A Brazilian court has ordered the arrest and retrial of an Amazon rancher acquitted of orchestrating the murder of American nun and rainforest activist, Dorothy Stang.
Para state's highest court threw out last year's verdict, which found Vitalmiro Bastos de Moura not guilty of the 2005 shooting of Stang, 73, who campaigned for 30 years to save the Amazon rainforest from the interests of wealthy landlords.
"We're elated and we are convinced we will get a guilty verdict in the new trial," said prosecutor Edson Souza.
Souza said Moura was charged with ordering Stang's murder but he had yet to be arrested.
Stang was shot six times at close range with a revolver in the small jungle city of Anapu. The nun, from Dayton, Ohio, spent three decades on the Amazon's wild frontier, working to preserve the rainforest and defend the rights of poor settlers whose lands were seized by powerful ranchers.

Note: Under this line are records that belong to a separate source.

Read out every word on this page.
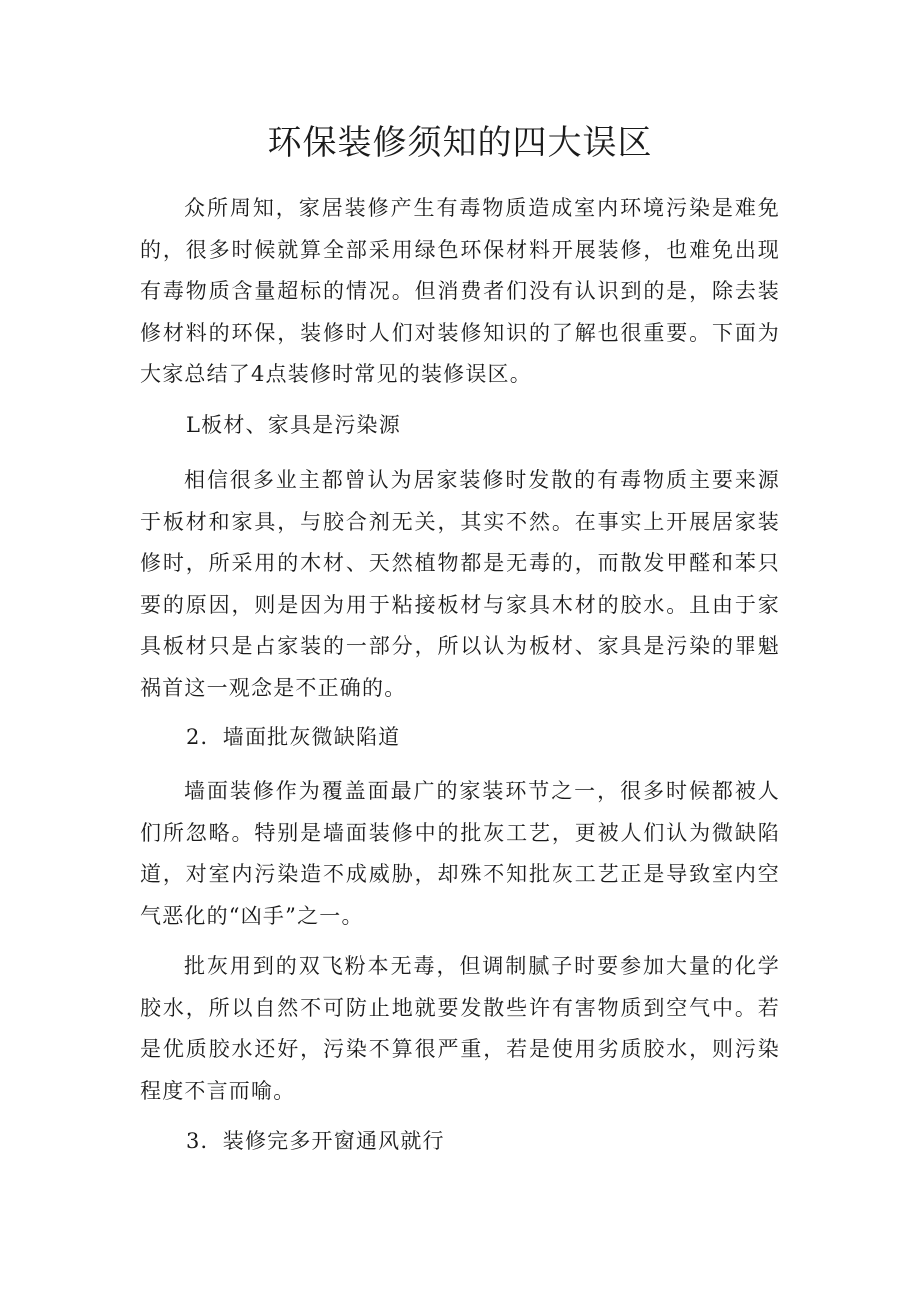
环保装修须知的四大误区

众所周知，家居装修产生有毒物质造成室内环境污染是难免的，很多时候就算全部采用绿色环保材料开展装修，也难免出现有毒物质含量超标的情况。但消费者们没有认识到的是，除去装修材料的环保，装修时人们对装修知识的了解也很重要。下面为大家总结了4点装修时常见的装修误区。

L板材、家具是污染源

相信很多业主都曾认为居家装修时发散的有毒物质主要来源于板材和家具，与胶合剂无关，其实不然。在事实上开展居家装修时，所采用的木材、天然植物都是无毒的，而散发甲醛和苯只要的原因，则是因为用于粘接板材与家具木材的胶水。且由于家具板材只是占家装的一部分，所以认为板材、家具是污染的罪魁祸首这一观念是不正确的。

2．墙面批灰微缺陷道

墙面装修作为覆盖面最广的家装环节之一，很多时候都被人们所忽略。特别是墙面装修中的批灰工艺，更被人们认为微缺陷道，对室内污染造不成威胁，却殊不知批灰工艺正是导致室内空气恶化的“凶手”之一。

批灰用到的双飞粉本无毒，但调制腻子时要参加大量的化学胶水，所以自然不可防止地就要发散些许有害物质到空气中。若是优质胶水还好，污染不算很严重，若是使用劣质胶水，则污染程度不言而喻。

3．装修完多开窗通风就行
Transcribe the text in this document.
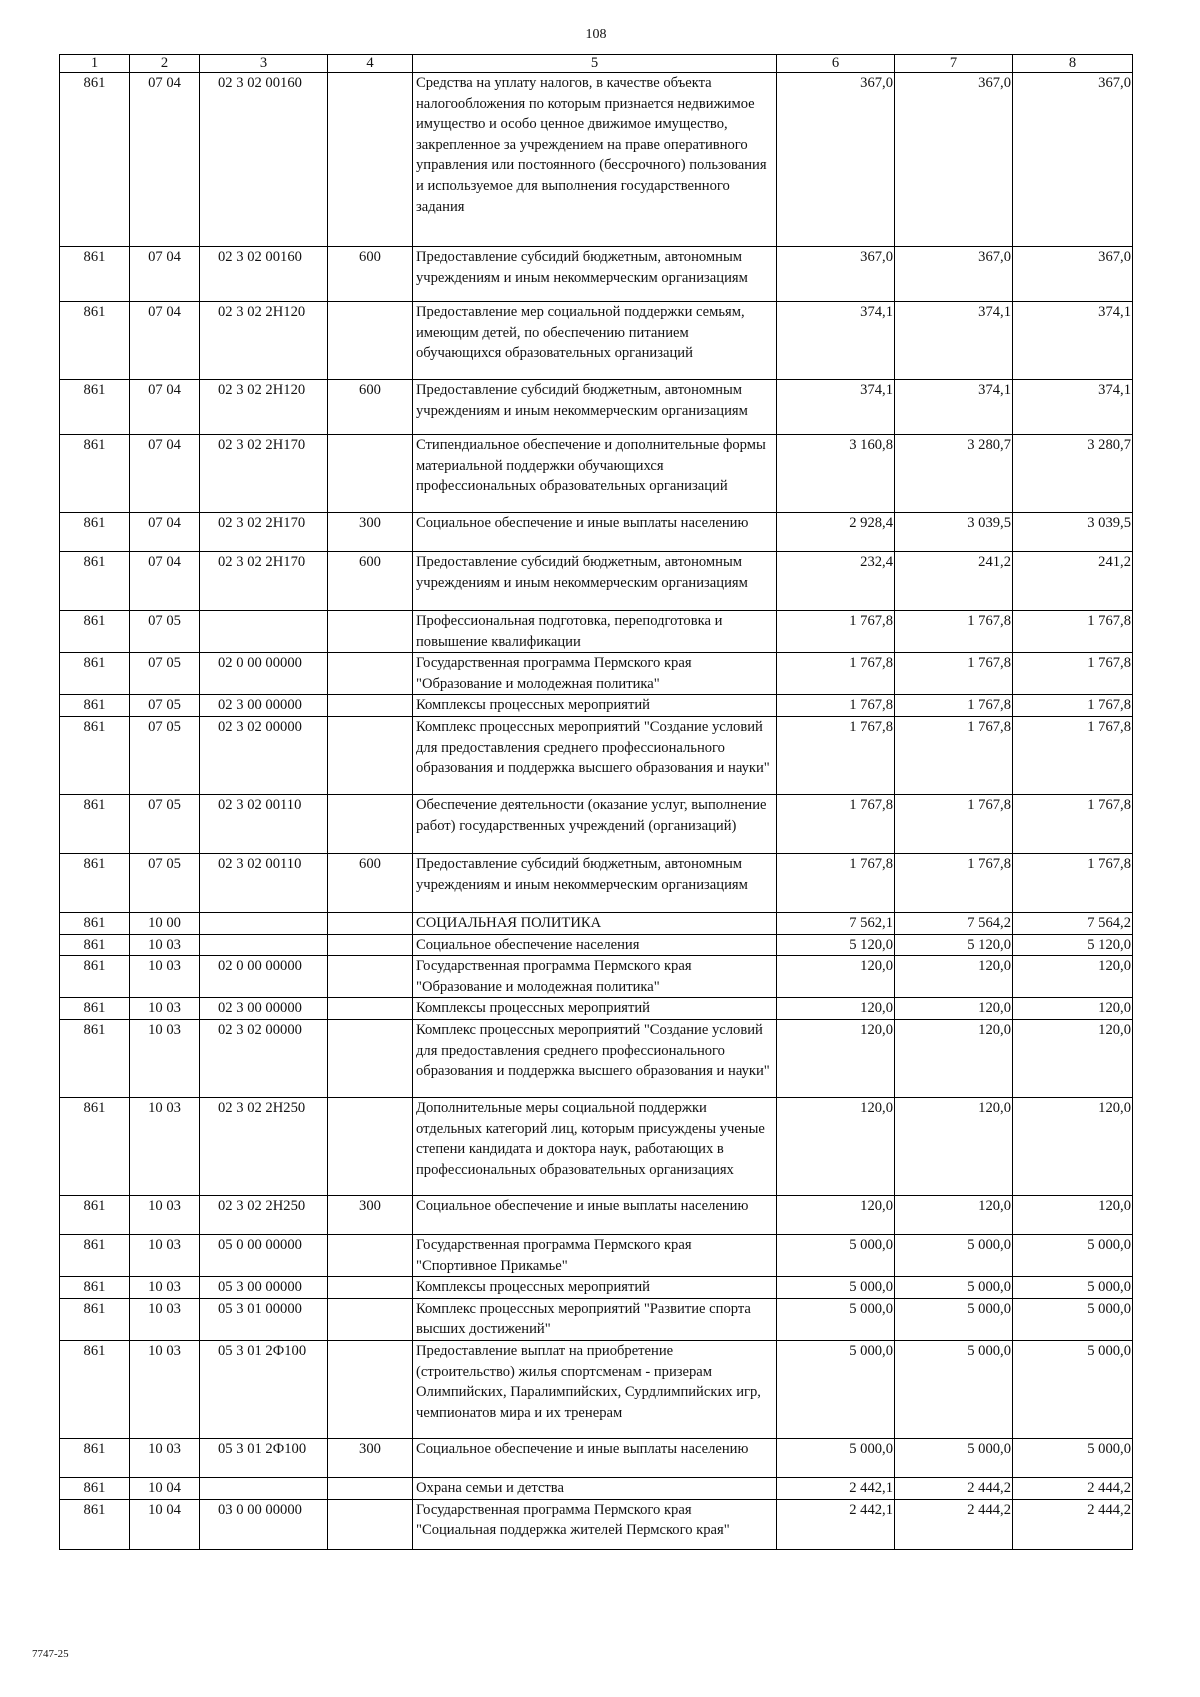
108
1	2	3	4	5	6	7	8
861	07 04	02 3 02 00160		Средства на уплату налогов, в качестве объекта налогообложения по которым признается недвижимое имущество и особо ценное движимое имущество, закрепленное за учреждением на праве оперативного управления или постоянного (бессрочного) пользования и используемое для выполнения государственного задания	367,0	367,0	367,0
861	07 04	02 3 02 00160	600	Предоставление субсидий бюджетным, автономным учреждениям и иным некоммерческим организациям	367,0	367,0	367,0
861	07 04	02 3 02 2Н120		Предоставление мер социальной поддержки семьям, имеющим детей, по обеспечению питанием обучающихся образовательных организаций	374,1	374,1	374,1
861	07 04	02 3 02 2Н120	600	Предоставление субсидий бюджетным, автономным учреждениям и иным некоммерческим организациям	374,1	374,1	374,1
861	07 04	02 3 02 2Н170		Стипендиальное обеспечение и дополнительные формы материальной поддержки обучающихся профессиональных образовательных организаций	3 160,8	3 280,7	3 280,7
861	07 04	02 3 02 2Н170	300	Социальное обеспечение и иные выплаты населению	2 928,4	3 039,5	3 039,5
861	07 04	02 3 02 2Н170	600	Предоставление субсидий бюджетным, автономным учреждениям и иным некоммерческим организациям	232,4	241,2	241,2
861	07 05			Профессиональная подготовка, переподготовка и повышение квалификации	1 767,8	1 767,8	1 767,8
861	07 05	02 0 00 00000		Государственная программа Пермского края "Образование и молодежная политика"	1 767,8	1 767,8	1 767,8
861	07 05	02 3 00 00000		Комплексы процессных мероприятий	1 767,8	1 767,8	1 767,8
861	07 05	02 3 02 00000		Комплекс процессных мероприятий "Создание условий для предоставления среднего профессионального образования и поддержка высшего образования и науки"	1 767,8	1 767,8	1 767,8
861	07 05	02 3 02 00110		Обеспечение деятельности (оказание услуг, выполнение работ) государственных учреждений (организаций)	1 767,8	1 767,8	1 767,8
861	07 05	02 3 02 00110	600	Предоставление субсидий бюджетным, автономным учреждениям и иным некоммерческим организациям	1 767,8	1 767,8	1 767,8
861	10 00			СОЦИАЛЬНАЯ ПОЛИТИКА	7 562,1	7 564,2	7 564,2
861	10 03			Социальное обеспечение населения	5 120,0	5 120,0	5 120,0
861	10 03	02 0 00 00000		Государственная программа Пермского края "Образование и молодежная политика"	120,0	120,0	120,0
861	10 03	02 3 00 00000		Комплексы процессных мероприятий	120,0	120,0	120,0
861	10 03	02 3 02 00000		Комплекс процессных мероприятий "Создание условий для предоставления среднего профессионального образования и поддержка высшего образования и науки"	120,0	120,0	120,0
861	10 03	02 3 02 2Н250		Дополнительные меры социальной поддержки отдельных категорий лиц, которым присуждены ученые степени кандидата и доктора наук, работающих в профессиональных образовательных организациях	120,0	120,0	120,0
861	10 03	02 3 02 2Н250	300	Социальное обеспечение и иные выплаты населению	120,0	120,0	120,0
861	10 03	05 0 00 00000		Государственная программа Пермского края "Спортивное Прикамье"	5 000,0	5 000,0	5 000,0
861	10 03	05 3 00 00000		Комплексы процессных мероприятий	5 000,0	5 000,0	5 000,0
861	10 03	05 3 01 00000		Комплекс процессных мероприятий "Развитие спорта высших достижений"	5 000,0	5 000,0	5 000,0
861	10 03	05 3 01 2Ф100		Предоставление выплат на приобретение (строительство) жилья спортсменам - призерам Олимпийских, Паралимпийских, Сурдлимпийских игр, чемпионатов мира и их тренерам	5 000,0	5 000,0	5 000,0
861	10 03	05 3 01 2Ф100	300	Социальное обеспечение и иные выплаты населению	5 000,0	5 000,0	5 000,0
861	10 04			Охрана семьи и детства	2 442,1	2 444,2	2 444,2
861	10 04	03 0 00 00000		Государственная программа Пермского края "Социальная поддержка жителей Пермского края"	2 442,1	2 444,2	2 444,2
7747-25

Her death prompted Amazon activists – more than 1,000 of whom have been murdered in the last 20 years – to demand Brazil's government crack down on the illegal seizure and clearance of the rainforest to graze cattle, raise soy crops and harvest timber.
"I am excited that perhaps Dorothy will find justice," David Stang, the nun's brother, wrote in an email to the Associated Press.
He has travelled from his home in Palmer Lake, Colorado, to Brazil several times to witness the trials. "All of us who love Brazil today are so proud of this great country, as would Dorothy be proud today," he wrote.
Prosecutors said Moura and rancher Regivaldo Galvao hired gunmen to kill Stang over a disputed plot of land.
Galvao, who denies the charge, was arrested in 2005 but was freed on bail in 2006.
Moura has already been tried twice in the case as Brazil has no double jeopardy law. He was found guilty by a state court in 2007 and sentenced to 30 years in prison.That ruling was overturned last year after the man who confessed to shooting Stang recanted his earlier testimony, insisting he had acted alone. Gunman Rayfran das Neves Sales was sentenced to 28 years in prison.
The court ruled yesterday that Moura and Sales must be retried because a video that Moura's defence showed the jury was inadmissible.
That video depicting Amair Feijoli da Cunha, who was jailed for 17 years for acting as the middleman between the gunman and the ranchers, was made while he was in prison and without a judge's approval.
The video, made by the defence team, showed Cunha saying that Moura had nothing to do with the case. He had testified earlier that Moura paid the hired gunmen.
Para court officials said no date had been set for the trials of Moura or Sales.
More than 1,100 activists, small farmers, judges, priests and other rural workers have been killed in land disputes in the last two decades, according to the Catholic Land Pastoral, a Brazilian watchdog group.
Of those killings, fewer than 100 cases have gone to court. About 80 convicted suspects were hired gunmen for powerful ranchers and loggers seeking to expand their lands, according to federal prosecutors and the watchdog.
About 15 of the men who hired them were found guilty but none of them are serving a sentence today.